An ideal gas has a density of \(0.0899 \mathrm{~g} / \mathrm{L}\) at \(20.00^{\circ} \mathrm{C}\) and \(101.325 \mathrm{kPa}\). Identify the gas.

Given density: \(0.0899 \mathrm{~g} / \mathrm{L}\) Temperature: \(20.00^{\circ} \mathrm{C}\) Pressure: \(101.325 \mathrm{kPa}\) First, let's convert the given values to the units compatible with the ideal gas law: 1. Convert density to \(\mathrm{kg/m^3}\): \(0.0899 \mathrm{~g} / \mathrm{L} \times 1000 \mathrm{~mg} / \mathrm{g} \times 1 \mathrm{~L} / 1000 \mathrm{~mL} = 89.9 \mathrm{~kg/m^3}\) 2. Convert temperature to kelvins (K): \(T_{K} = 20.00 + 273.15 = 293.15 \mathrm{K}\) 3. Convert pressure to pascals (Pa): \(101.325 \mathrm{kPa} \times 1000 \mathrm{~Pa} / \mathrm{kPa} = 101325 \mathrm{~Pa}\) Now we have the following values: Density: \(89.9 \mathrm{~kg/m^3}\) Temperature: \(293.15 \mathrm{K}\) Pressure: \(101325 \mathrm{~Pa}\)

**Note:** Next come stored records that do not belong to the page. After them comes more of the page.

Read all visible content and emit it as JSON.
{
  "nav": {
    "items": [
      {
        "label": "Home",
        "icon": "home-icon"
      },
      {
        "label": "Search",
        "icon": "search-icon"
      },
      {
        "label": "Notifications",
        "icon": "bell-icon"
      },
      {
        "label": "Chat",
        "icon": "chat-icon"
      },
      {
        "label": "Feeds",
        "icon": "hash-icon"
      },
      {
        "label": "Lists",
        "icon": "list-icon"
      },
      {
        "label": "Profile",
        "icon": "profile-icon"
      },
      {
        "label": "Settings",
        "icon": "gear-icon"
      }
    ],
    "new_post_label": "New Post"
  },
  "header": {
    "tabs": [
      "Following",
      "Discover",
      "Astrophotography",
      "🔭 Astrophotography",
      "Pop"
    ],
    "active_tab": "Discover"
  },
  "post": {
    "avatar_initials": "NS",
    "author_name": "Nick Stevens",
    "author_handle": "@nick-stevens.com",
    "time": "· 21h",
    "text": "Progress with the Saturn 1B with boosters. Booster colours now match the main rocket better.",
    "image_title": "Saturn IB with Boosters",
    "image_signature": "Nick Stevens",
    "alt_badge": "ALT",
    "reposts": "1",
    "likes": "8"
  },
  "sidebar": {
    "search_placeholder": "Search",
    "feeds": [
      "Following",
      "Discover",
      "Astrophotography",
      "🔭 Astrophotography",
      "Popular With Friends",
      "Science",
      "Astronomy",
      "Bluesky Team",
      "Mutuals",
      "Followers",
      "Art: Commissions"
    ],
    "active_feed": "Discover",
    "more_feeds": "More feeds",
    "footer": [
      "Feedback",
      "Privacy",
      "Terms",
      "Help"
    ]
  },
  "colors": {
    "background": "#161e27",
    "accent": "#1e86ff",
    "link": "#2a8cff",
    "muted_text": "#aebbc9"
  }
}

The ideal gas law is written as \(PV = nRT\). We can rewrite the equation in terms of density and molar mass: \(n = m/M\), where m is the mass of the gas and M is the molar mass. \(m/V = \rho\), where \(\rho\) is the density of the gas. Therefore, \(\rho = nM/V\), and we can substitute this into the ideal gas law: \(P = \rho RT/M\)

Now, we will solve for the molar mass (M) using the given values for pressure, density, and temperature, as well as the ideal gas constant (R): \(M = \frac{\rho RT}{P} = \frac{89.9 \mathrm{~kg/m^3} \times 8.314 \mathrm{J} \cdot \mathrm{mol}^{-1} \cdot \mathrm{K}^{-1} \times 293.15 \mathrm{K}}{101325 \mathrm{~Pa}}\) \(M \approx 28.96 \mathrm{~g/mol}\)

Finally, we will identify the gas based on its molar mass. A gas with a molar mass of approximately \(28.96 \mathrm{~g/mol}\) is nitrogen (N₂), which has a molar mass of \(28.02 \mathrm{~g/mol}\). Our result is very close to the actual value, so it is reasonable to identify the gas as nitrogen (N₂).